Cotton is considered the most important and widely used fiber in our society. From clothing to salad dressing, cotton provides many products for human and animal consumption.
Cotton has been cultivated for centuries. Currently, there are five prominent types of cotton being grown commercially around the world. They are Egyptian, Sea Island, American Pima, Asiatic and Upland. The largest producers of cotton are the United States, China, India, and Pakistan. Brazil, Australia, Egypt, and Argentina produce significant, but lesser amounts.
The strength and quality of cotton thread is often measured by the length of the staple. Egyptian long staple cotton has staples of 1.25 inches. Egyptian extra-long staple has a minimum of 1.37 inch staples.
From planting to maturity, it takes 140 days to produce a cotton crop. As the plant matures, the fibers within the cotton boll grow and thicken with their primary growth substance, cellulose. An average boll is about two inches in diameter and contains 500,000 fibers of cotton. Each plant may bear up to 100 bolls.
In processing cotton, the cotton fiber is first separated from the cotton seed. The fiber is then dried to reduce moisture and improve the fiber quality. It is then cleaned to remove leaf trash, sticks and other foreign matter. The raw fiber, called lint, is then compressed into bales, sampled for classification, wrapped and shipped to textile mills. The mills produce cotton yarn and cloth by first carding the cotton. Carding is the process of pulling the fibers into parallel alignment to form a thin web. The web is then combed, which removes impurities and makes the fibers smoother. The final step is spinning the fibers to make uniform strands.
Further processing may done to make a mercerized, glazed, or gassed thread.
Mercerizing is a process of treating cotton thread with an alkali solution, causing the fibers to swell. This process allows the dye to better penetrate the fibers, thereby increasing the luster. Mercerizing increases the strength of the thread and reduces the amount of lint.

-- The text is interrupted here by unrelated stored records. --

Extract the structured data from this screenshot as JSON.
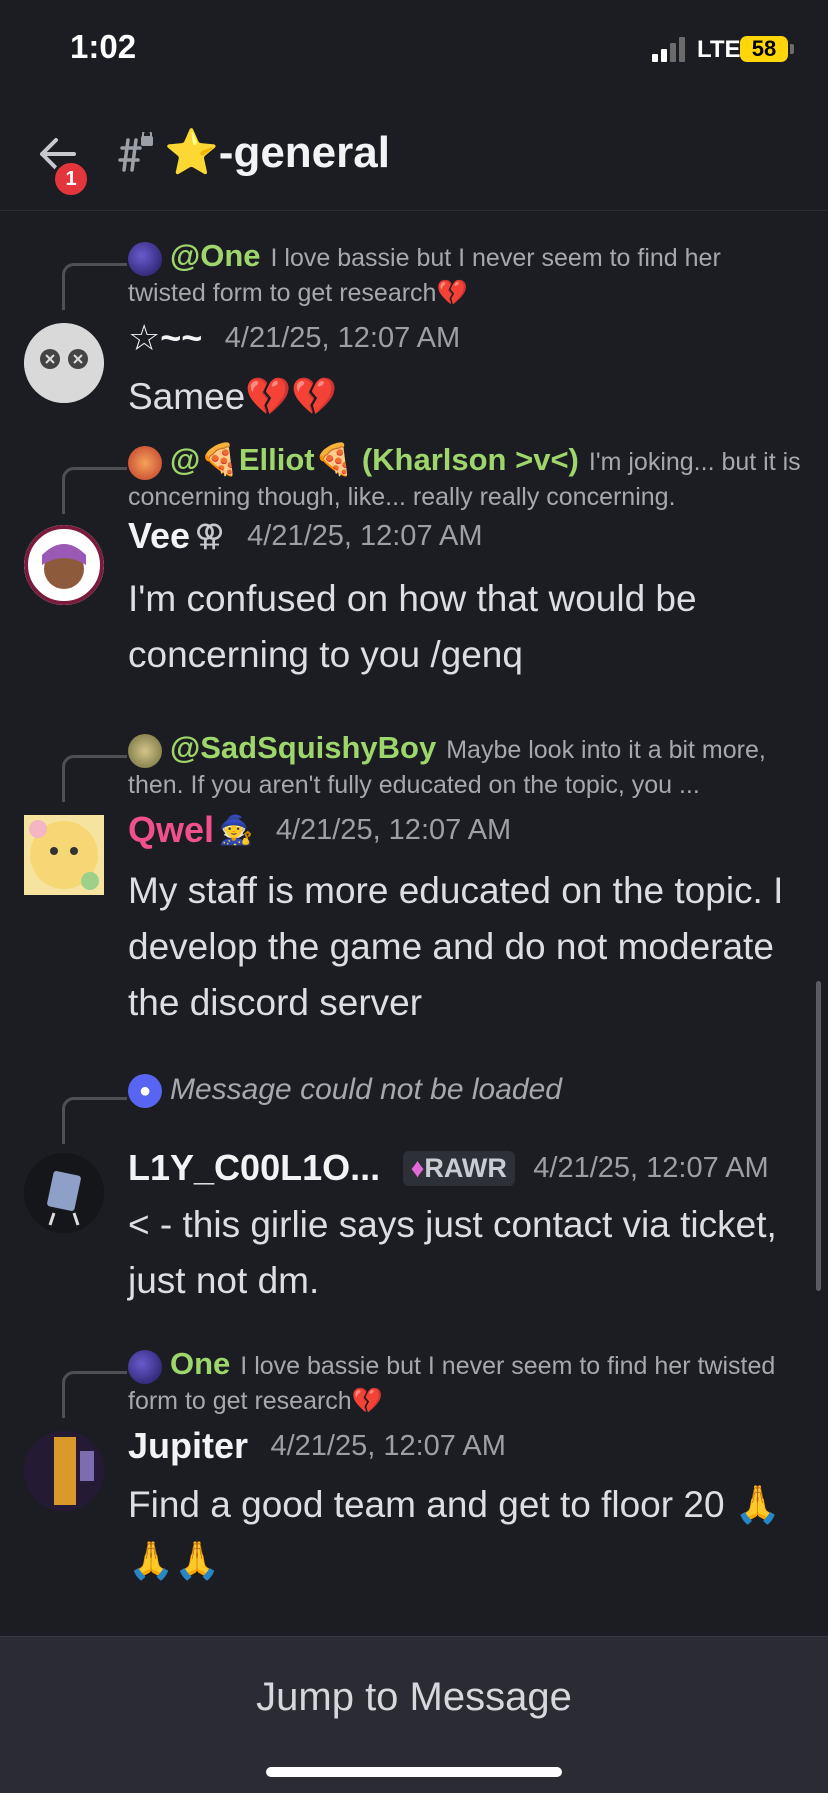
{
  "status": {
    "time": "1:02",
    "network": "LTE",
    "battery": "58"
  },
  "header": {
    "channel_title": "⭐-general",
    "back_badge": "1",
    "back_icon": "arrow-left-icon",
    "hash_icon": "locked-hash-icon"
  },
  "messages": [
    {
      "reply": {
        "mention": "@One",
        "text": "I love bassie but I never seem to find her twisted form to get research💔"
      },
      "author": "☆~~",
      "author_color": "#f2f3f5",
      "timestamp": "4/21/25, 12:07 AM",
      "body": "Samee💔💔"
    },
    {
      "reply": {
        "mention": "@🍕Elliot🍕 (Kharlson >v<)",
        "text": "I'm joking... but it is concerning though, like... really really concerning."
      },
      "author": "Vee",
      "author_suffix": "⚢",
      "author_color": "#f2f3f5",
      "timestamp": "4/21/25, 12:07 AM",
      "body": "I'm confused on how that would be concerning to you /genq"
    },
    {
      "reply": {
        "mention": "@SadSquishyBoy",
        "text": "Maybe look into it a bit more, then. If you aren't fully educated on the topic, you ..."
      },
      "author": "Qwel",
      "author_suffix": "🧙",
      "author_color": "#f0508c",
      "timestamp": "4/21/25, 12:07 AM",
      "body": "My staff is more educated on the topic. I develop the game and do not moderate the discord server"
    },
    {
      "reply": {
        "mention": "",
        "text": "Message could not be loaded"
      },
      "author": "L1Y_C00L1O...",
      "author_color": "#f2f3f5",
      "role_tag": "RAWR",
      "timestamp": "4/21/25, 12:07 AM",
      "body": "< - this girlie says just contact via ticket, just not dm."
    },
    {
      "reply": {
        "mention": "One",
        "text": "I love bassie but I never seem to find her twisted form to get research💔"
      },
      "author": "Jupiter",
      "author_color": "#f2f3f5",
      "timestamp": "4/21/25, 12:07 AM",
      "body": "Find a good team and get to floor 20 🙏🙏🙏"
    }
  ],
  "footer": {
    "jump_label": "Jump to Message"
  },
  "colors": {
    "background": "#1c1d22",
    "mention": "#9ed66b",
    "qwel": "#f0508c",
    "badge": "#e2363c"
  }
}
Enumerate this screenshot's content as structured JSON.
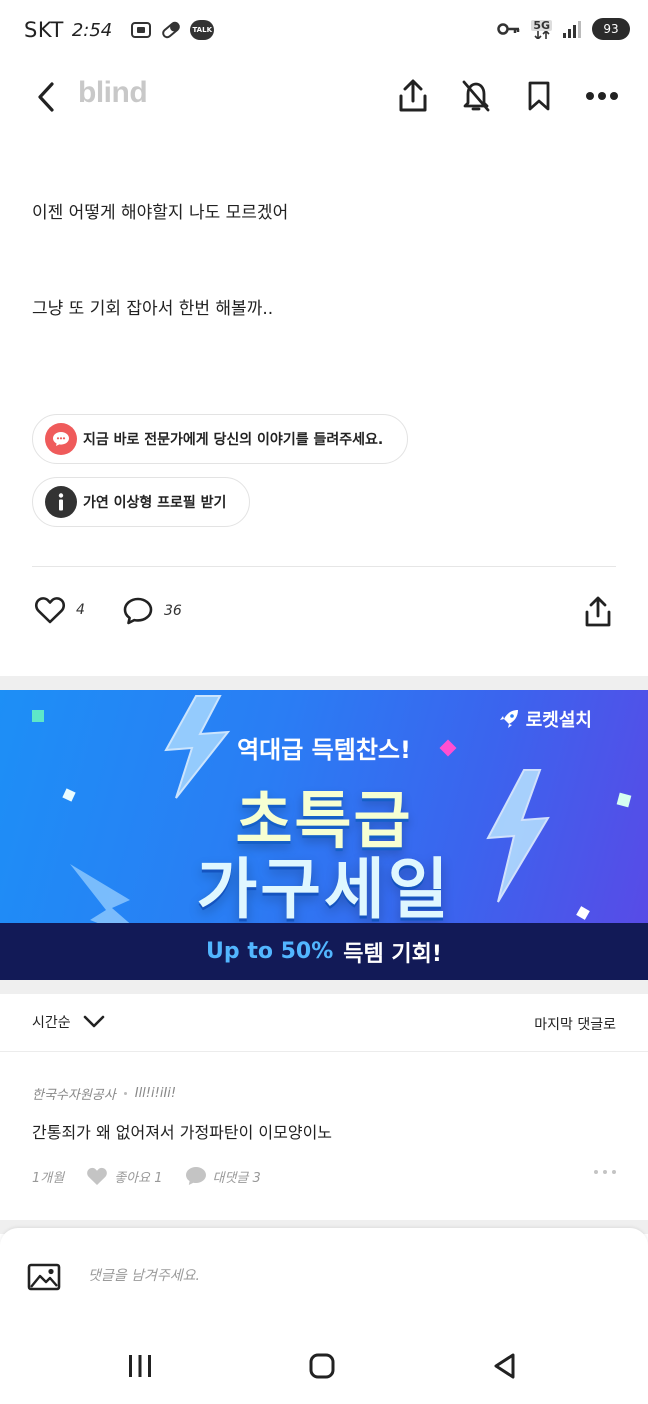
{
  "status_bar": {
    "carrier": "SKT",
    "time": "2:54",
    "talk_badge": "TALK",
    "network": "5G",
    "battery": "93",
    "icons": [
      "screenshot-icon",
      "pill-icon",
      "talk-icon",
      "key-icon",
      "5g-icon",
      "signal-icon",
      "battery-icon"
    ]
  },
  "header": {
    "logo": "blind",
    "icons": [
      "back-icon",
      "share-icon",
      "notification-off-icon",
      "bookmark-icon",
      "more-icon"
    ]
  },
  "post": {
    "lines": [
      "이젠 어떻게 해야할지 나도 모르겠어",
      "그냥 또 기회 잡아서 한번 해볼까.."
    ],
    "chips": [
      {
        "label": "지금 바로 전문가에게 당신의 이야기를 들려주세요.",
        "icon": "chat-bubble-icon",
        "color": "#ef5b5b"
      },
      {
        "label": "가연 이상형 프로필 받기",
        "icon": "info-icon",
        "color": "#333333"
      }
    ]
  },
  "actions": {
    "likes": "4",
    "comments": "36"
  },
  "ad": {
    "brand": "로켓설치",
    "headline": "역대급 득템찬스!",
    "title_line1": "초특급",
    "title_line2": "가구세일",
    "bottom_a": "Up to 50%",
    "bottom_b": "득템 기회!",
    "colors": {
      "bg_start": "#1d8ff6",
      "bg_end": "#5a49e6",
      "bottom": "#121a57",
      "accent": "#52b6ff"
    }
  },
  "sort": {
    "label": "시간순",
    "right_label": "마지막 댓글로"
  },
  "comments": [
    {
      "company": "한국수자원공사",
      "author": "Ill!i!iIi!",
      "text": "간통죄가 왜 없어져서 가정파탄이 이모양이노",
      "time": "1개월",
      "like_label": "좋아요 1",
      "reply_label": "대댓글 3"
    }
  ],
  "composer": {
    "placeholder": "댓글을 남겨주세요."
  },
  "nav": {
    "icons": [
      "recent-apps-icon",
      "home-icon",
      "back-nav-icon"
    ]
  }
}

Glazing involves heating the thread and then coating it with waxes, starches, and other chemicals. The thread is then polished to a high luster. Glazing results in a glossy thread with a hard finish. Glazed thread is often stiffer than unglazed thread. Most professionals do not recommend glazed threads for machine work as the glaze rubs off and gums up the machine.
Gassing refers to passing a cotton thread at high speed through a flame, burning off the excess fuzz in order to create a higher sheen.